Mais pourquoi Dieu choisit-il l’Égypte, pour y envoyer cet enfant ? L’Évangile en marque la principale raison, qui était d’accomplir cette parole : « J’ai appelé mon fils de l’Égypte. » (Os. 2,1) C’était aussi pour annoncer dès lors à toute la terre les grandes espérances qu’elle devait concevoir pour l’avenir. Car, comme l’Égypte et Babylone avaient plus que tout le reste du monde, brûlé dés flammes de l’impiété, Dieu voulait marquer d’abord qu’il convertirait l’une et l’autre, et qu’il les purifierait de leurs vices ; et donner par là l’espérance d’un semblable changement à toute la terre. C’est pourquoi il envoie les mages à Babylone, et va lui-même dans l’Égypte avec sa mère.
Outre ces raisons, nous avons encore ici une autre instruction très utile, pour nous établir dans une solide vertu ; c’est de nous préparer dès les premiers jours de notre vie aux tentations et aux maux. Car considérez que ce fut dès le berceau que Jésus-Christ se vit obligé de fuir. A peine est-il né que la fureur d’un tyran s’allume contre lui. Elle l’oblige de se sauver dans un pays étranger, et sa mère si pure et si innocente est contrainte de s’enfuir, et d’aller vivre avec des barbares.
Cette conduite de Dieu vous apprend que lorsque vous avez l’honneur d’être employé dans quelque affaire spirituelle, et que vous vous voyez ensuite accablé de maux et environné de dangers, vous ne devez pas en être troublé ni dire en vous-même : D’où vient-que je suis ainsi traité, moi qui m’attendais à la couronne, aux éloges, à la gloire, aux brillantes récompenses après avoir si bien accompli la volonté de Dieu ? Mais que cet exemple vous anime à souffrir généreusement et vous fasse connaître que la suite ordinaire des vocations spirituelles fidèlement remplies, c’est la souffrance, et que les afflictions sont les compagnes inséparables de la vertu.

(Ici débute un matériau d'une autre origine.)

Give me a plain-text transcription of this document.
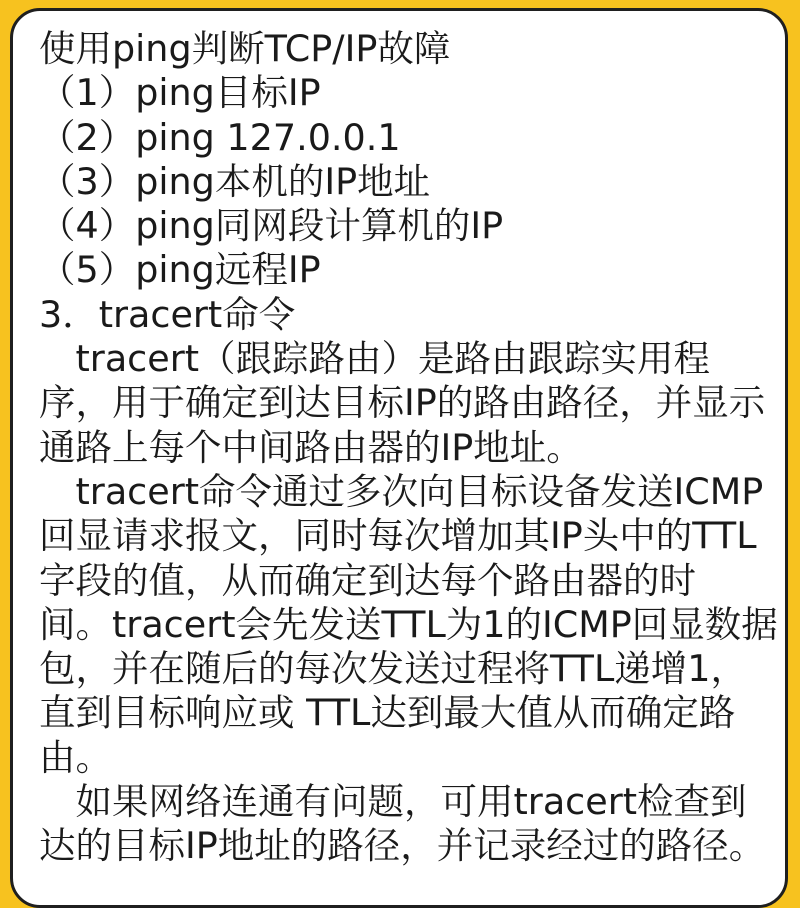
使用ping判断TCP/IP故障
（1）ping目标IP
（2）ping 127.0.0.1
（3）ping本机的IP地址
（4）ping同网段计算机的IP
（5）ping远程IP
3．tracert命令
　tracert（跟踪路由）是路由跟踪实用程
序，用于确定到达目标IP的路由路径，并显示
通路上每个中间路由器的IP地址。
　tracert命令通过多次向目标设备发送ICMP
回显请求报文，同时每次增加其IP头中的TTL
字段的值，从而确定到达每个路由器的时
间。tracert会先发送TTL为1的ICMP回显数据
包，并在随后的每次发送过程将TTL递增1，
直到目标响应或 TTL达到最大值从而确定路
由。
　如果网络连通有问题，可用tracert检查到
达的目标IP地址的路径，并记录经过的路径。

Remarquez aujourd’hui cette vérité, non seulement dans la mère de Jésus, mais encore dans les mages. Car ils se retirent en secret comme des fugitifs, et la Vierge qui n’était jamais sortie du secret d’une maison, est contrainte de faire un chemin très pénible, à cause de cet enfantement tout spirituel et tout divin. Admirez une merveille si étrange. La Judée persécute Jésus-Christ, et l’Égypte le reçoit et le sauve de ceux qui le persécutent. Ceci fait bien voir que Dieu n’a pas seulement tracé dans les enfants des patriarches les figures de l’avenir, mais encore dans Jésus-Christ même, car il est certain que beaucoup de choses qu’il a faites alors étaient des figures de ce qui devait arriver après ; je citerais par exemple l’ânesse et l’ânon qu’il monta pour faire son entrée à Jérusalem. L’ange donc apparut non à Marie, mais à Joseph, et lui dit : « Levez-vous, et prenez l’enfant et sa mère. » Il ne dit plus comme auparavant : « Prenez Marie votre femme ; » mais « prenez la mère de l’enfant », parce qu’il ne restait plus à Joseph aucun doute après l’enfantement, et qu’il croyait fermement la vérité au mystère. L’ange lui parle donc avec plus de liberté, et n’appelle plus Marie « sa femme, » mais « la mère de l’enfant. Et fuyez en Égypte », dit-il. Et il lui en dit en même temps la raison : « Car Hérode cherchera l’enfant pour le perdre(13) »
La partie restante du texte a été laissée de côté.